The legal path ahead depends on what investigators can confirm. If Buchanan’s account is borne out, the case could involve armed robbery, assault with a firearm, shooting from close range and additional weapons allegations under California law. Detectives would also be expected to sort out the crash sequence separately from the shooting, including whether Buchanan’s medical condition affected how the collisions are classified. That distinction matters because the same event contains two very different tracks: a driver suffering a medical emergency and a second person allegedly taking advantage of that vulnerability. Police typically review 911 calls, body-camera footage, shell casings, witness interviews, hospital records and any nearby camera video in cases like this. It is not publicly known whether investigators have asked for outside video from homes or businesses near 78th Avenue and Plymouth Street. It also has not been publicly stated whether Buchanan was legally cleared to drive despite his epilepsy or whether that question is part of the inquiry. By late March, the next visible milestone was likely to be any police update on a suspect description, arrest or request for public help.

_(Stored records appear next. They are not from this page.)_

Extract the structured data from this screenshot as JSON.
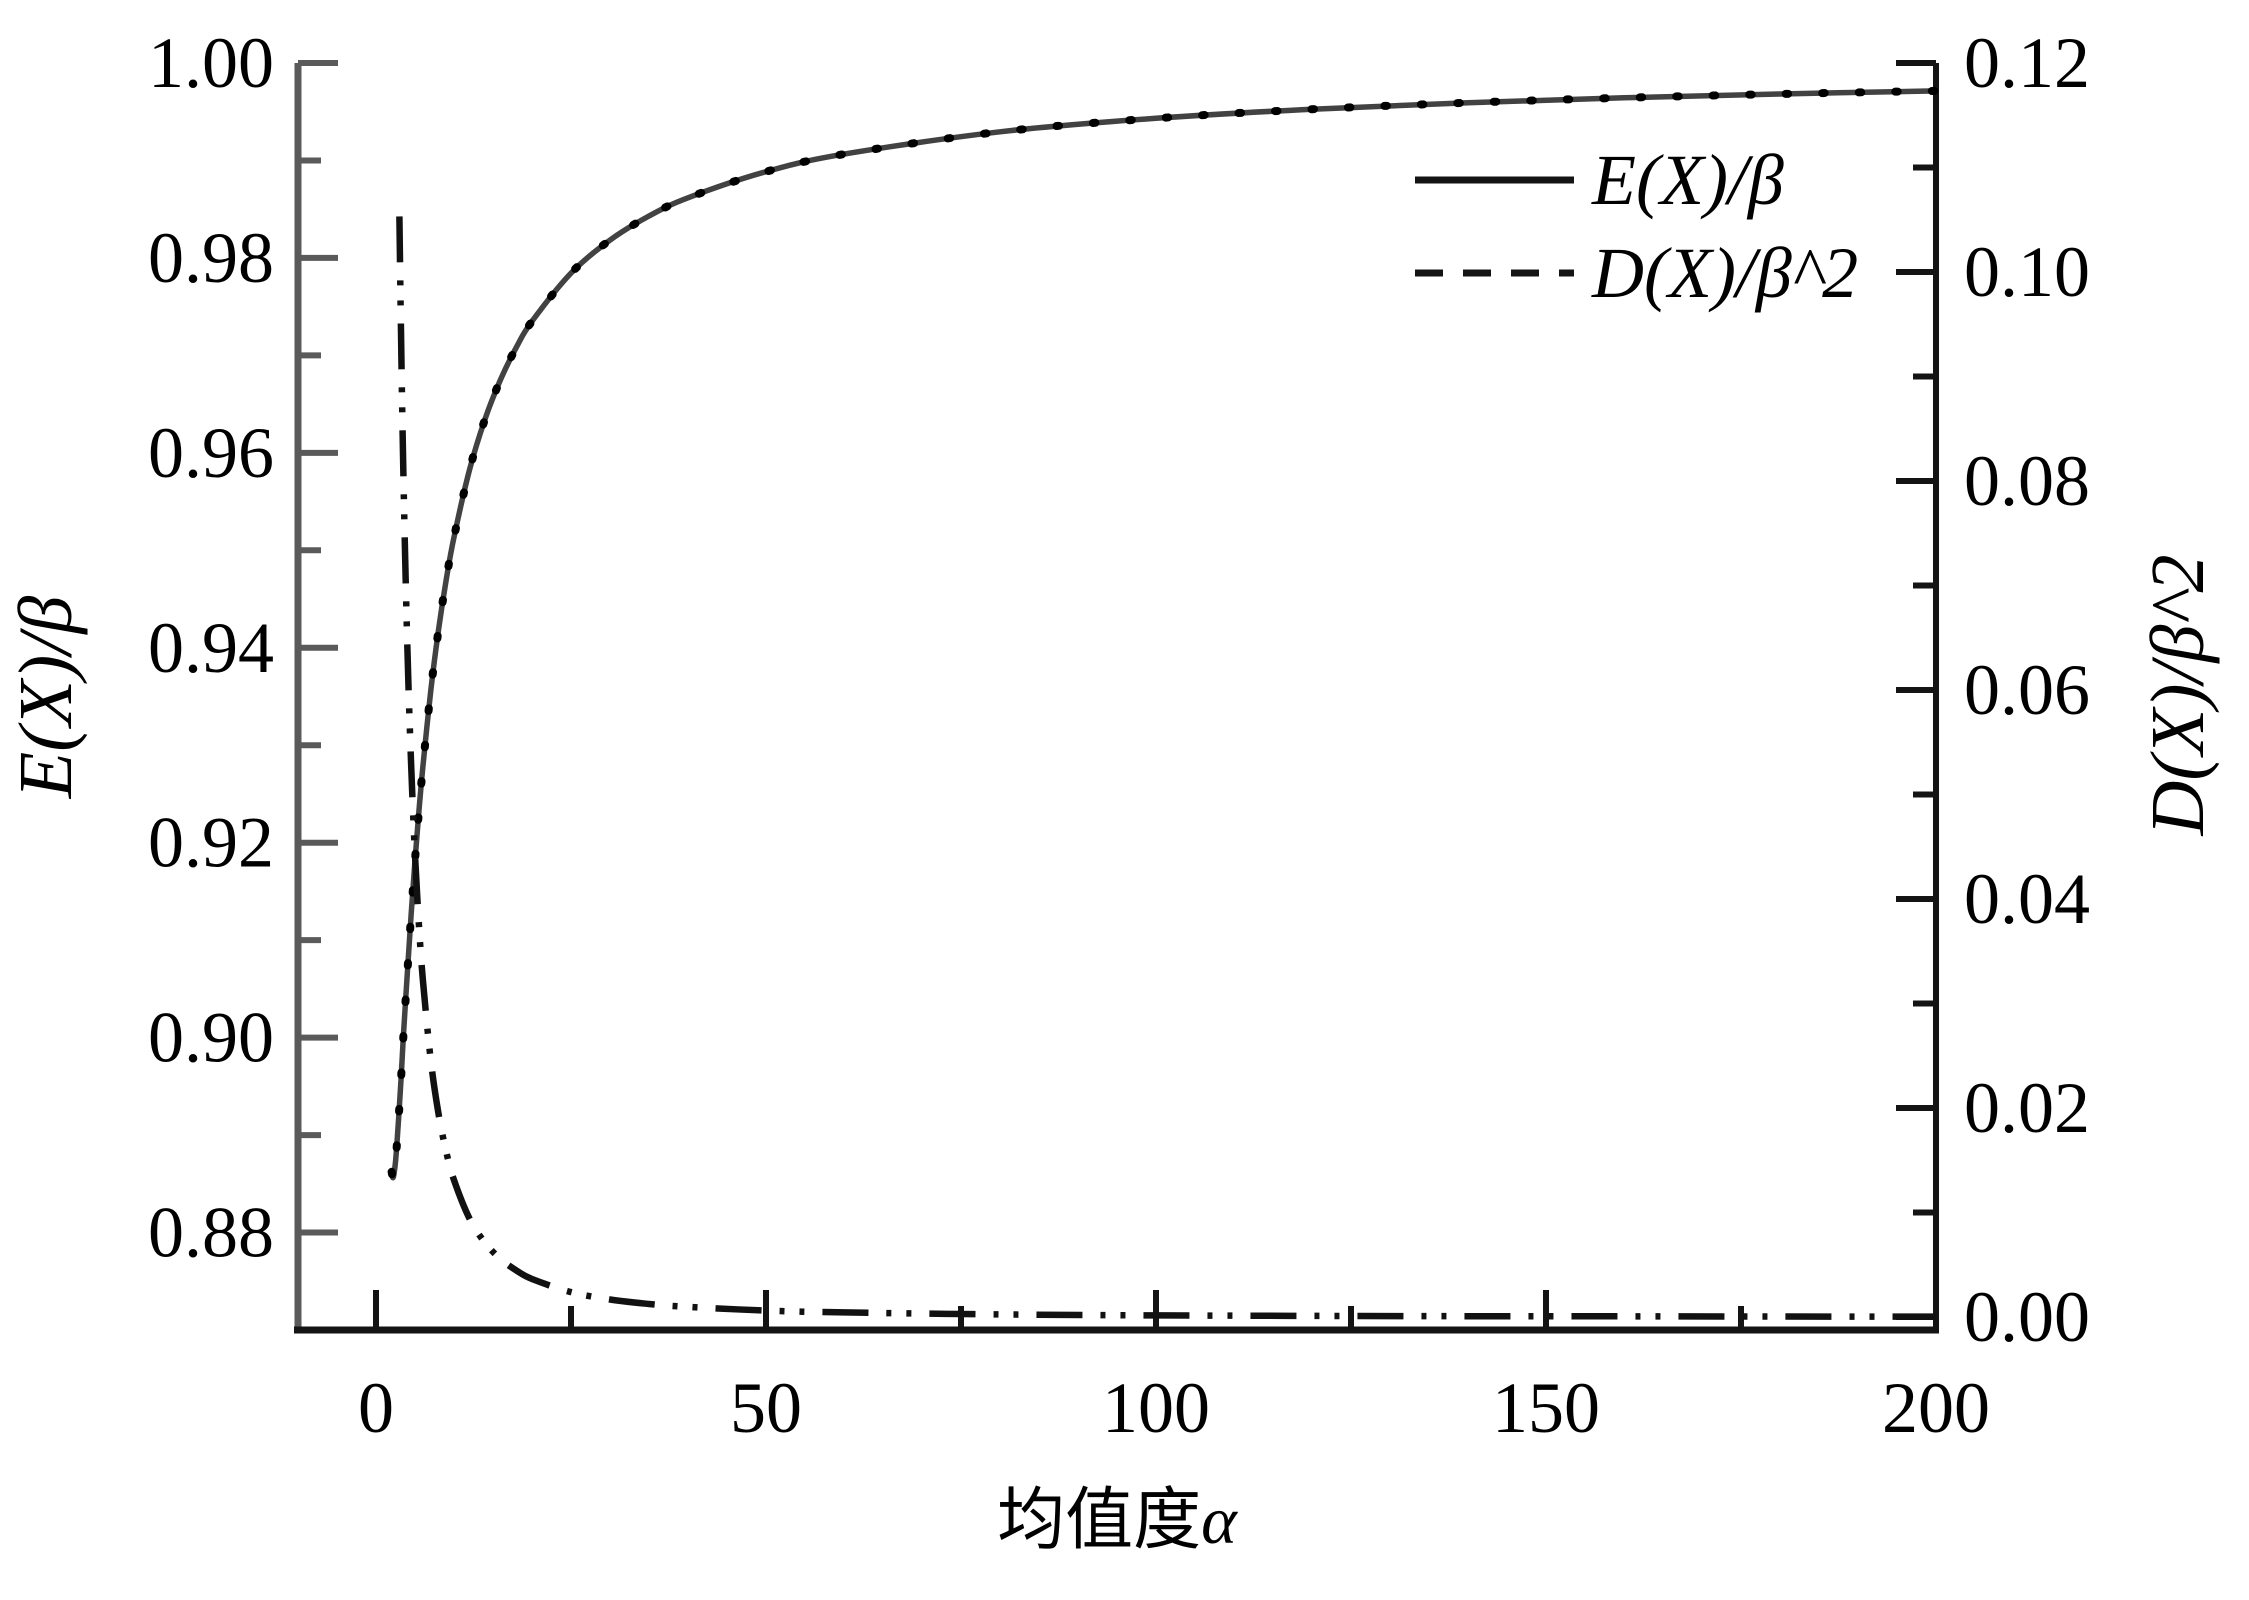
{
  "figure": {
    "background": "#ffffff",
    "description": "Dual-axis line chart of Weibull normalized mean and variance versus shape parameter"
  },
  "legend": {
    "position": "top-right-inside",
    "items": [
      {
        "label": "E(X)/β",
        "line_style": "solid",
        "color": "#141414"
      },
      {
        "label": "D(X)/β^2",
        "line_style": "dashed",
        "color": "#141414"
      }
    ]
  },
  "chart_data": {
    "type": "line",
    "title": "",
    "xlabel": "均值度α",
    "xlabel_cjk": "均值度",
    "xlabel_symbol": "α",
    "ylabel_left": "E(X)/β",
    "ylabel_right": "D(X)/β^2",
    "grid": false,
    "x_axis": {
      "range": [
        -10,
        200
      ],
      "major_ticks": [
        {
          "v": 0,
          "label": "0"
        },
        {
          "v": 50,
          "label": "50"
        },
        {
          "v": 100,
          "label": "100"
        },
        {
          "v": 150,
          "label": "150"
        },
        {
          "v": 200,
          "label": "200"
        }
      ],
      "minor_ticks": [
        25,
        75,
        125,
        175
      ]
    },
    "y_left_axis": {
      "range": [
        0.87,
        1.0
      ],
      "major_ticks": [
        {
          "v": 0.88,
          "label": "0.88"
        },
        {
          "v": 0.9,
          "label": "0.90"
        },
        {
          "v": 0.92,
          "label": "0.92"
        },
        {
          "v": 0.94,
          "label": "0.94"
        },
        {
          "v": 0.96,
          "label": "0.96"
        },
        {
          "v": 0.98,
          "label": "0.98"
        },
        {
          "v": 1.0,
          "label": "1.00"
        }
      ],
      "minor_ticks": [
        0.89,
        0.91,
        0.93,
        0.95,
        0.97,
        0.99
      ]
    },
    "y_right_axis": {
      "range": [
        -0.00124,
        0.12
      ],
      "major_ticks": [
        {
          "v": 0.0,
          "label": "0.00"
        },
        {
          "v": 0.02,
          "label": "0.02"
        },
        {
          "v": 0.04,
          "label": "0.04"
        },
        {
          "v": 0.06,
          "label": "0.06"
        },
        {
          "v": 0.08,
          "label": "0.08"
        },
        {
          "v": 0.1,
          "label": "0.10"
        },
        {
          "v": 0.12,
          "label": "0.12"
        }
      ],
      "minor_ticks": [
        0.01,
        0.03,
        0.05,
        0.07,
        0.09,
        0.11
      ]
    },
    "series": [
      {
        "name": "E(X)/β",
        "axis": "left",
        "style": "solid-with-dot-markers",
        "color": "#424242",
        "marker_color": "#000000",
        "points": [
          [
            2,
            0.88623
          ],
          [
            2.2,
            0.88565
          ],
          [
            2.5,
            0.88726
          ],
          [
            2.8,
            0.89048
          ],
          [
            3,
            0.89298
          ],
          [
            3.2,
            0.89565
          ],
          [
            3.5,
            0.90002
          ],
          [
            4,
            0.9064
          ],
          [
            4.5,
            0.91258
          ],
          [
            5,
            0.91817
          ],
          [
            5.5,
            0.9232
          ],
          [
            6,
            0.92772
          ],
          [
            7,
            0.93544
          ],
          [
            8,
            0.94174
          ],
          [
            9,
            0.94697
          ],
          [
            10,
            0.95135
          ],
          [
            12,
            0.95829
          ],
          [
            14,
            0.96351
          ],
          [
            16,
            0.96758
          ],
          [
            18,
            0.97084
          ],
          [
            20,
            0.9735
          ],
          [
            25,
            0.97844
          ],
          [
            30,
            0.98183
          ],
          [
            35,
            0.9843
          ],
          [
            40,
            0.98617
          ],
          [
            50,
            0.98885
          ],
          [
            60,
            0.99065
          ],
          [
            80,
            0.99294
          ],
          [
            100,
            0.99433
          ],
          [
            120,
            0.99526
          ],
          [
            140,
            0.99593
          ],
          [
            160,
            0.99643
          ],
          [
            180,
            0.99682
          ],
          [
            200,
            0.99714
          ]
        ]
      },
      {
        "name": "D(X)/β^2",
        "axis": "right",
        "style": "dash-dot-dot",
        "color": "#111111",
        "points": [
          [
            3,
            0.10532
          ],
          [
            3.2,
            0.09434
          ],
          [
            3.5,
            0.08107
          ],
          [
            4,
            0.06466
          ],
          [
            4.5,
            0.05294
          ],
          [
            5,
            0.04423
          ],
          [
            5.5,
            0.03755
          ],
          [
            6,
            0.03233
          ],
          [
            7,
            0.02472
          ],
          [
            8,
            0.01952
          ],
          [
            9,
            0.01583
          ],
          [
            10,
            0.0131
          ],
          [
            12,
            0.0094
          ],
          [
            14,
            0.00709
          ],
          [
            16,
            0.00553
          ],
          [
            18,
            0.00445
          ],
          [
            20,
            0.00364
          ],
          [
            25,
            0.00239
          ],
          [
            30,
            0.00168
          ],
          [
            35,
            0.00125
          ],
          [
            40,
            0.00097
          ],
          [
            50,
            0.00062
          ],
          [
            60,
            0.00044
          ],
          [
            80,
            0.00025
          ],
          [
            100,
            0.00016
          ],
          [
            120,
            0.00011
          ],
          [
            140,
            8e-05
          ],
          [
            160,
            7e-05
          ],
          [
            180,
            5e-05
          ],
          [
            200,
            4e-05
          ]
        ]
      }
    ]
  },
  "style": {
    "left_axis_color": "#5a5a5a",
    "dark_axis_color": "#141414",
    "text_color": "#000000"
  }
}
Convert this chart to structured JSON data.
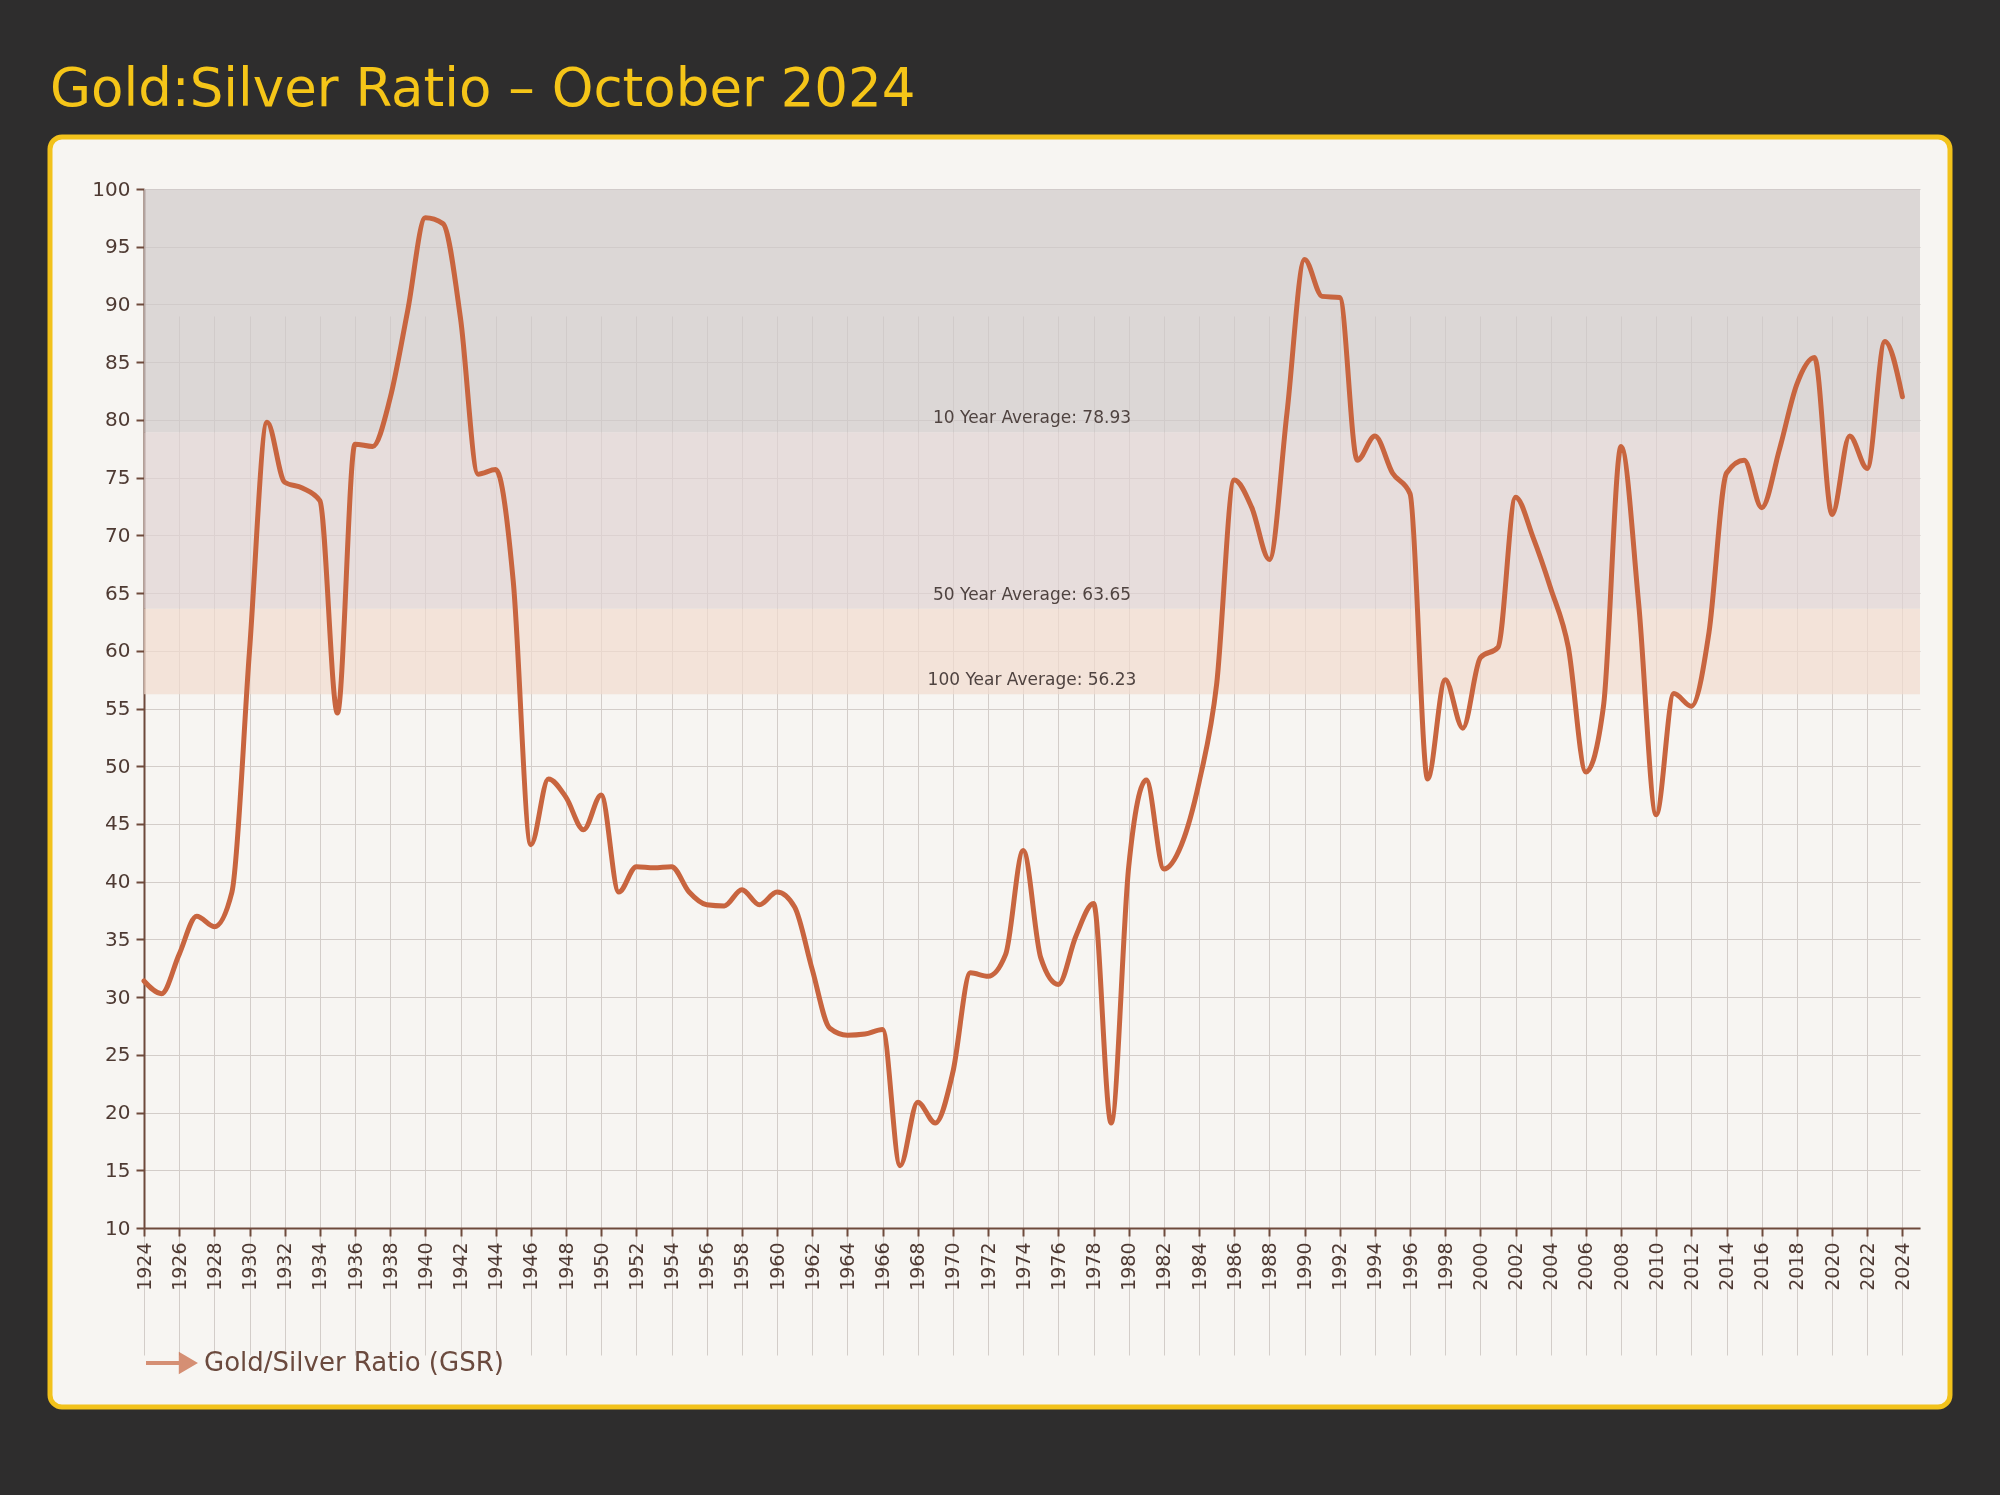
{
  "chart_data": {
    "type": "line",
    "title": "Gold:Silver Ratio – October 2024",
    "x": [
      1924,
      1925,
      1926,
      1927,
      1928,
      1929,
      1930,
      1931,
      1932,
      1933,
      1934,
      1935,
      1936,
      1937,
      1938,
      1939,
      1940,
      1941,
      1942,
      1943,
      1944,
      1945,
      1946,
      1947,
      1948,
      1949,
      1950,
      1951,
      1952,
      1953,
      1954,
      1955,
      1956,
      1957,
      1958,
      1959,
      1960,
      1961,
      1962,
      1963,
      1964,
      1965,
      1966,
      1967,
      1968,
      1969,
      1970,
      1971,
      1972,
      1973,
      1974,
      1975,
      1976,
      1977,
      1978,
      1979,
      1980,
      1981,
      1982,
      1983,
      1984,
      1985,
      1986,
      1987,
      1988,
      1989,
      1990,
      1991,
      1992,
      1993,
      1994,
      1995,
      1996,
      1997,
      1998,
      1999,
      2000,
      2001,
      2002,
      2003,
      2004,
      2005,
      2006,
      2007,
      2008,
      2009,
      2010,
      2011,
      2012,
      2013,
      2014,
      2015,
      2016,
      2017,
      2018,
      2019,
      2020,
      2021,
      2022,
      2023,
      2024
    ],
    "series": [
      {
        "name": "Gold/Silver Ratio (GSR)",
        "color": "#c8653f",
        "values": [
          31.4,
          30.3,
          33.7,
          37.0,
          36.1,
          39.1,
          60.0,
          79.8,
          74.6,
          74.1,
          73.0,
          54.6,
          77.9,
          77.7,
          81.9,
          89.5,
          97.5,
          97.0,
          88.8,
          75.3,
          75.7,
          66.0,
          43.2,
          48.9,
          47.3,
          44.5,
          47.5,
          39.1,
          41.3,
          41.2,
          41.3,
          39.1,
          38.0,
          37.9,
          39.3,
          38.0,
          39.1,
          37.8,
          32.4,
          27.3,
          26.7,
          26.8,
          27.2,
          15.4,
          20.9,
          19.1,
          23.5,
          32.1,
          31.8,
          33.7,
          42.7,
          33.4,
          31.1,
          35.3,
          38.1,
          19.1,
          41.3,
          48.8,
          41.1,
          43.2,
          48.6,
          57.1,
          74.8,
          72.4,
          67.9,
          80.6,
          93.9,
          90.7,
          90.6,
          76.5,
          78.6,
          75.4,
          73.6,
          48.9,
          57.5,
          53.3,
          59.4,
          60.3,
          73.3,
          69.8,
          65.4,
          60.3,
          49.5,
          55.2,
          77.7,
          64.1,
          45.8,
          56.3,
          55.2,
          61.6,
          75.4,
          76.5,
          72.4,
          77.4,
          83.1,
          85.4,
          71.8,
          78.6,
          75.8,
          86.8,
          82.0
        ]
      }
    ],
    "xlim": [
      1924,
      2025
    ],
    "xticks": [
      1924,
      1926,
      1928,
      1930,
      1932,
      1934,
      1936,
      1938,
      1940,
      1942,
      1944,
      1946,
      1948,
      1950,
      1952,
      1954,
      1956,
      1958,
      1960,
      1962,
      1964,
      1966,
      1968,
      1970,
      1972,
      1974,
      1976,
      1978,
      1980,
      1982,
      1984,
      1986,
      1988,
      1990,
      1992,
      1994,
      1996,
      1998,
      2000,
      2002,
      2004,
      2006,
      2008,
      2010,
      2012,
      2014,
      2016,
      2018,
      2020,
      2022,
      2024
    ],
    "ylim": [
      10,
      100
    ],
    "yticks": [
      10,
      15,
      20,
      25,
      30,
      35,
      40,
      45,
      50,
      55,
      60,
      65,
      70,
      75,
      80,
      85,
      90,
      95,
      100
    ],
    "bands": [
      {
        "axis": "y",
        "from": 78.93,
        "to": 100,
        "label": "10 Year Average: 78.93",
        "color": "#dcd7d7"
      },
      {
        "axis": "y",
        "from": 63.65,
        "to": 78.93,
        "label": "50 Year Average: 63.65",
        "color": "#e6dddc"
      },
      {
        "axis": "y",
        "from": 56.23,
        "to": 63.65,
        "label": "100 Year Average: 56.23",
        "color": "#f3e3d9"
      }
    ],
    "grid": true,
    "legend": "bottom left",
    "marker": "none",
    "line_style": "solid"
  }
}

The human toll has come through most clearly in the voices around Buchanan’s hospital bed. Washington described the days after the shooting as full of fear and uncertainty. “I’ve been crying. This is the first day I haven’t cried at all,” she said in one interview. Buchanan, still piecing together parts of the episode, said the speed of the attack left him struggling to process it. He said he did not initially realize how badly he had been hurt. The family later set up an online fundraiser to help with medical bills and lost income as he recovers. That public appeal added another layer to a story already defined by vulnerability: a man dealing with epilepsy, then surgery, then the loss of his wallet, phone and car use after a shooting that followed a crash. For neighbors and onlookers, the case has stood out not only because of its violence, but because it reversed the basic expectation that a crash scene brings help, insurance information and emergency care, not an armed robbery. In Buchanan’s telling, the minutes after he lost control of the car were the minutes in which he needed help most and instead became the target of a crime.

As of Friday, March 28, Buchanan was still recovering from his injuries, and no public arrest had been announced in the shooting and robbery. The next key development is expected to be any update from Oakland police on the suspect, evidence gathered near the crash scene, and whether charges will be filed.

Author note: Last updated March 28, 2026.